Cierro los ojos. Las lágrimas de la madre de Hamid caen sobre mi camastro como goteras desde las grietas de techo. La felicidad es una ilusión en nuestras noches inmensas, una estrella que durante un suspiro te ilumina la vida, los fuegos artificiales el Día de la Independencia. Lo primero que hice en mi primer viaje a Tánger después de su muerte fue ir a verla. El consulado de Marruecos en Málaga ya les había transmitido la noticia, ahorrándome lo peor. Les llevé en un sobre todo el dinero que encontré en su caja fuerte, ya convertido en dírhams:
—Unos días antes de que ocurriera —les mentí—, me pidió que les entregara esto. Quiso también que les dijera que erais para él lo más importante de su vida, y que se sentía muy orgulloso de vosotros. Yo mismo lo oía hablar con sus amigos españoles de sus padres, de lo que habían hecho por él, de su sacrificio, de la educación que le dieron. Nunca pensé que fuera a hacer eso. Los días que quedan para que os reunáis con él no son nada en la eternidad que Dios tiene preparada para sus hijos.
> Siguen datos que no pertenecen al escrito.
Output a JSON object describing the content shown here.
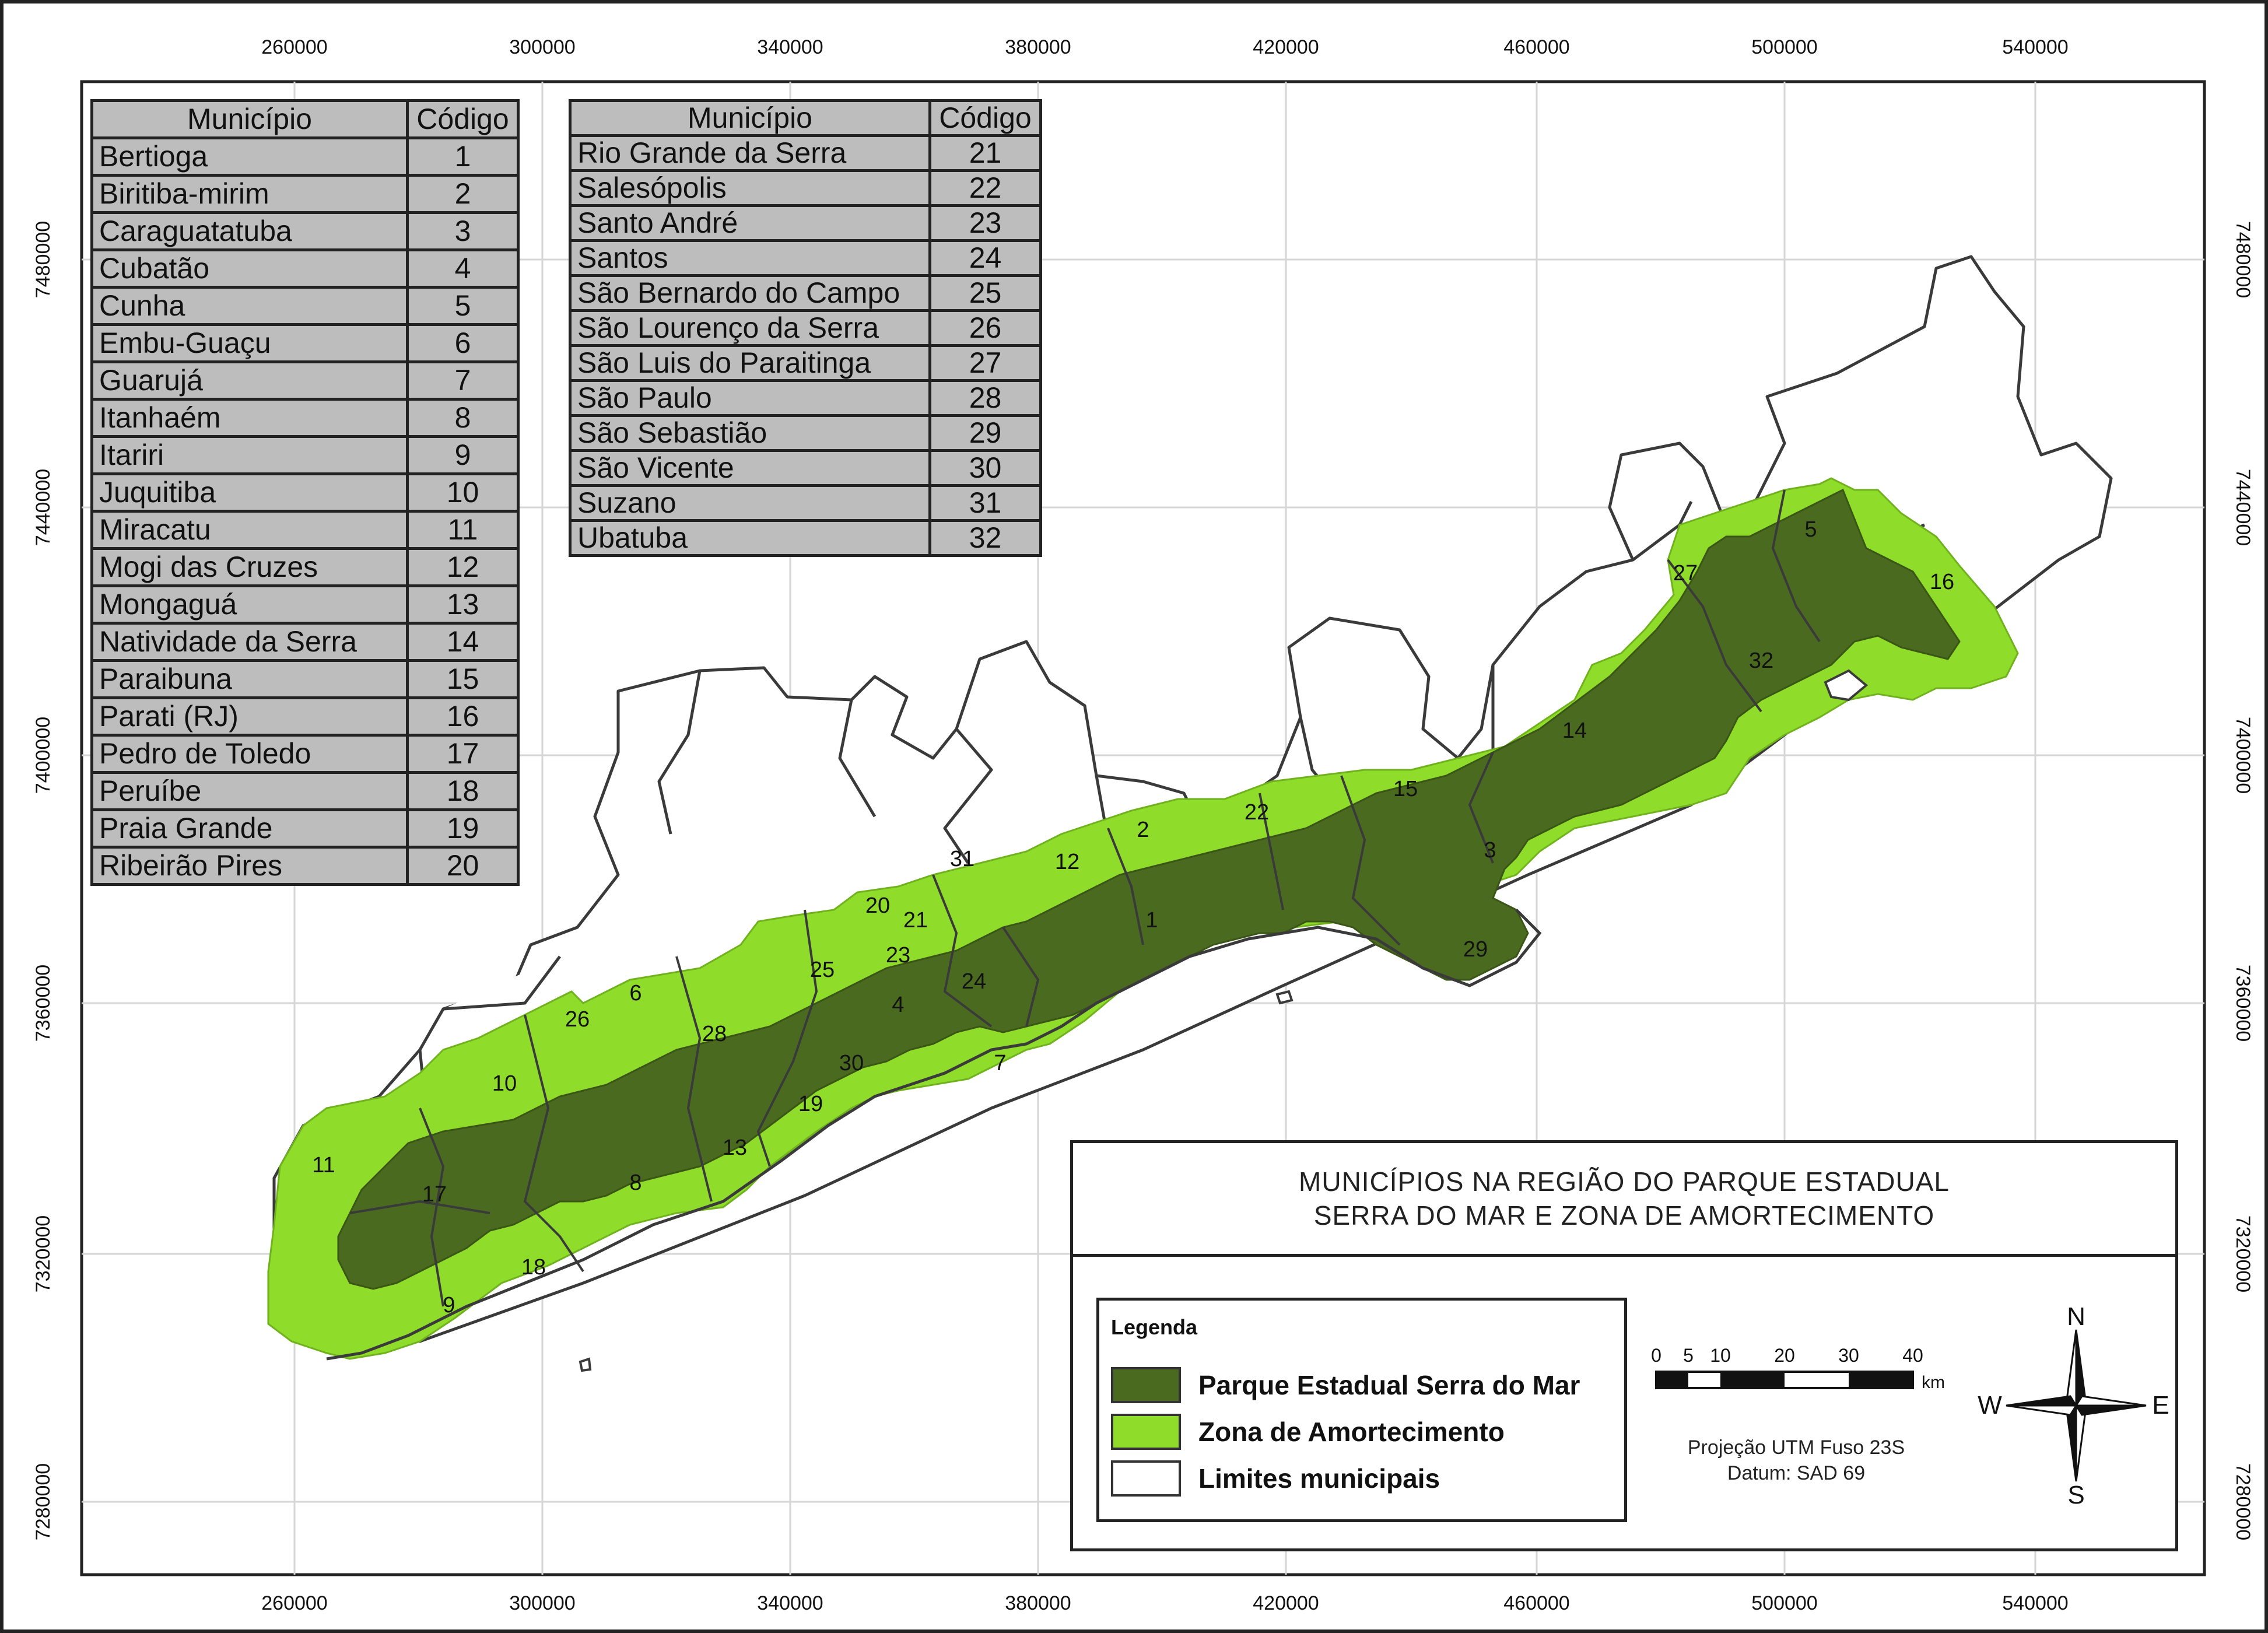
{
  "map_title": {
    "line1": "MUNICÍPIOS NA REGIÃO DO PARQUE ESTADUAL",
    "line2": "SERRA DO MAR E ZONA DE AMORTECIMENTO"
  },
  "axes": {
    "x_ticks": [
      "260000",
      "300000",
      "340000",
      "380000",
      "420000",
      "460000",
      "500000",
      "540000"
    ],
    "y_ticks": [
      "7480000",
      "7440000",
      "7400000",
      "7360000",
      "7320000",
      "7280000"
    ]
  },
  "table_headers": {
    "municipio": "Município",
    "codigo": "Código"
  },
  "table1": [
    {
      "name": "Bertioga",
      "code": "1"
    },
    {
      "name": "Biritiba-mirim",
      "code": "2"
    },
    {
      "name": "Caraguatatuba",
      "code": "3"
    },
    {
      "name": "Cubatão",
      "code": "4"
    },
    {
      "name": "Cunha",
      "code": "5"
    },
    {
      "name": "Embu-Guaçu",
      "code": "6"
    },
    {
      "name": "Guarujá",
      "code": "7"
    },
    {
      "name": "Itanhaém",
      "code": "8"
    },
    {
      "name": "Itariri",
      "code": "9"
    },
    {
      "name": "Juquitiba",
      "code": "10"
    },
    {
      "name": "Miracatu",
      "code": "11"
    },
    {
      "name": "Mogi das Cruzes",
      "code": "12"
    },
    {
      "name": "Mongaguá",
      "code": "13"
    },
    {
      "name": "Natividade da Serra",
      "code": "14"
    },
    {
      "name": "Paraibuna",
      "code": "15"
    },
    {
      "name": "Parati (RJ)",
      "code": "16"
    },
    {
      "name": "Pedro de Toledo",
      "code": "17"
    },
    {
      "name": "Peruíbe",
      "code": "18"
    },
    {
      "name": "Praia Grande",
      "code": "19"
    },
    {
      "name": "Ribeirão Pires",
      "code": "20"
    }
  ],
  "table2": [
    {
      "name": "Rio Grande da Serra",
      "code": "21"
    },
    {
      "name": "Salesópolis",
      "code": "22"
    },
    {
      "name": "Santo André",
      "code": "23"
    },
    {
      "name": "Santos",
      "code": "24"
    },
    {
      "name": "São Bernardo do Campo",
      "code": "25"
    },
    {
      "name": "São Lourenço da Serra",
      "code": "26"
    },
    {
      "name": "São Luis do Paraitinga",
      "code": "27"
    },
    {
      "name": "São Paulo",
      "code": "28"
    },
    {
      "name": "São Sebastião",
      "code": "29"
    },
    {
      "name": "São Vicente",
      "code": "30"
    },
    {
      "name": "Suzano",
      "code": "31"
    },
    {
      "name": "Ubatuba",
      "code": "32"
    }
  ],
  "map_labels": [
    "1",
    "2",
    "3",
    "4",
    "5",
    "6",
    "7",
    "8",
    "9",
    "10",
    "11",
    "12",
    "13",
    "14",
    "15",
    "16",
    "17",
    "18",
    "19",
    "20",
    "21",
    "22",
    "23",
    "24",
    "25",
    "26",
    "27",
    "28",
    "29",
    "30",
    "31",
    "32"
  ],
  "legend": {
    "title": "Legenda",
    "items": [
      {
        "label": "Parque Estadual Serra do Mar",
        "color": "#4a6b1f"
      },
      {
        "label": "Zona de Amortecimento",
        "color": "#8fdc2a"
      },
      {
        "label": "Limites municipais",
        "color": "#ffffff"
      }
    ]
  },
  "scale": {
    "ticks": [
      "0",
      "5",
      "10",
      "20",
      "30",
      "40"
    ],
    "unit": "km"
  },
  "projection": {
    "line1": "Projeção UTM Fuso 23S",
    "line2": "Datum: SAD 69"
  },
  "compass": {
    "n": "N",
    "s": "S",
    "e": "E",
    "w": "W"
  },
  "colors": {
    "park": "#4a6b1f",
    "buffer": "#8fdc2a",
    "boundary": "#3a3a3a",
    "table_bg": "#bdbdbd"
  }
}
La luz había pasado, efímera, por aquella casa pobre. Durante unos años, el orgullo de que Hamid recorriera el camino hacia una profesión digna, fuera uno de los elegidos para dejar atrás el mundo del sufrimiento, de la necesidad perpetua, había aliviado el peso de su miseria. Cuando llegaba el momento de que el hijo Salvador, predilecto, regresara con el futuro resuelto para todos ellos bajo el brazo, se abatió de nuevo la oscuridad, la eterna oscuridad, sobre sus vidas.
Nadie engaña a una madre cuando se trata de la muerte de su hijo. Sabía que él nunca les hubiera hecho eso a ellos. Alguien lo mató, un ladrón, un envidioso, un cristiano asesino que sabe que nuestras vidas no valen nada, que la muerte de un musulmán en España no merece un minuto del tiempo de un policía.
Jamás Hamid habría abandonado cuando estaba a punto de lograr su objetivo. Era un hombre fuerte, valiente, feliz. Quería regresar a su país, vivir entre su gente, ayudar a su familia. Era un hombre honrado, incapaz de hacer daño a nadie. Era un hombre con sentimientos, como somos los musulmanes, para quienes la familia es sagrada, los amigos hermanos, los hijos intocables. Su riqueza habría sido el consuelo de todos los pobres que se acercarán a él.
Dios está de nuestra parte, lo ve todo, marca el destino de unos y de otros. Si ha permitido que Hamid muera, nos está diciendo que el camino en el que nos hizo nacer no debe cambiar, porque nos llevará hasta Él. Lo seguiremos con obediencia, con resignación. Ya nadie, nada nos apartará de Él. Lo hemos comprendido. Nuestro dolor se verá aliviado, recompensado con su presencia, y con la de Hamid.
Diles a los cristianos, cuando regreses a su tierra, que no queremos sus estudios, sus trabajos. Que tenemos la verdad de nuestro lado, que su paraíso se desplomará el día que Dios nos llame a todos a rendir cuentas. Infieles borrachos de dinero, de poder, devoradores de cerdo, nuestra miseria nos hace dignos, luchadores, somos creyentes en la única verdad que existe. Se han quedado con el cuerpo de mi hijo, pero su alma nos espera feliz, segura de que su paso por este mundo no ha sido inútil: ha servido para que todos nosotros comprendamos que nadie se desvía del destino que Dios le marcó, para que lo aceptemos, lo sigamos.
Me llenaba el vaso de té sin parar, para prolongar mi estancia, como si al marcharme fuera a dejar de ver para siempre a Hamid. Me hablaba como si lo estuviera haciendo a su hijo, y yo sabía que al irme su entereza se convertiría en llanto, en el último llanto, el que acabaría con todas las lágrimas que contenía su cuerpo, y sabe Dios cuántas caben en el cuerpo de un pobre. Su marido seguía la conversación con la mirada perdida, desgranando entre sus dedos un rosario, contando en él los días de dolor que todavía Dios les tenía reservados. Las dos hermanas que estaban en casa cuando llegué no dejaron de gemir, demasiado jóvenes para ser sabias, demasiado mayores para llorar de verdad.
Al despedirme le besé la mano, y no la separé de la mía hasta que sus dedos, aferrados al último instante, lo decidieron. «Que Dios te guarde de todos los males del mundo», me dijo, y cuando la puerta se cerró detrás de mí ya había decidido que no era posible esperar al fin del mundo para que los asesinos de Hamid pagaran el dolor de su familia.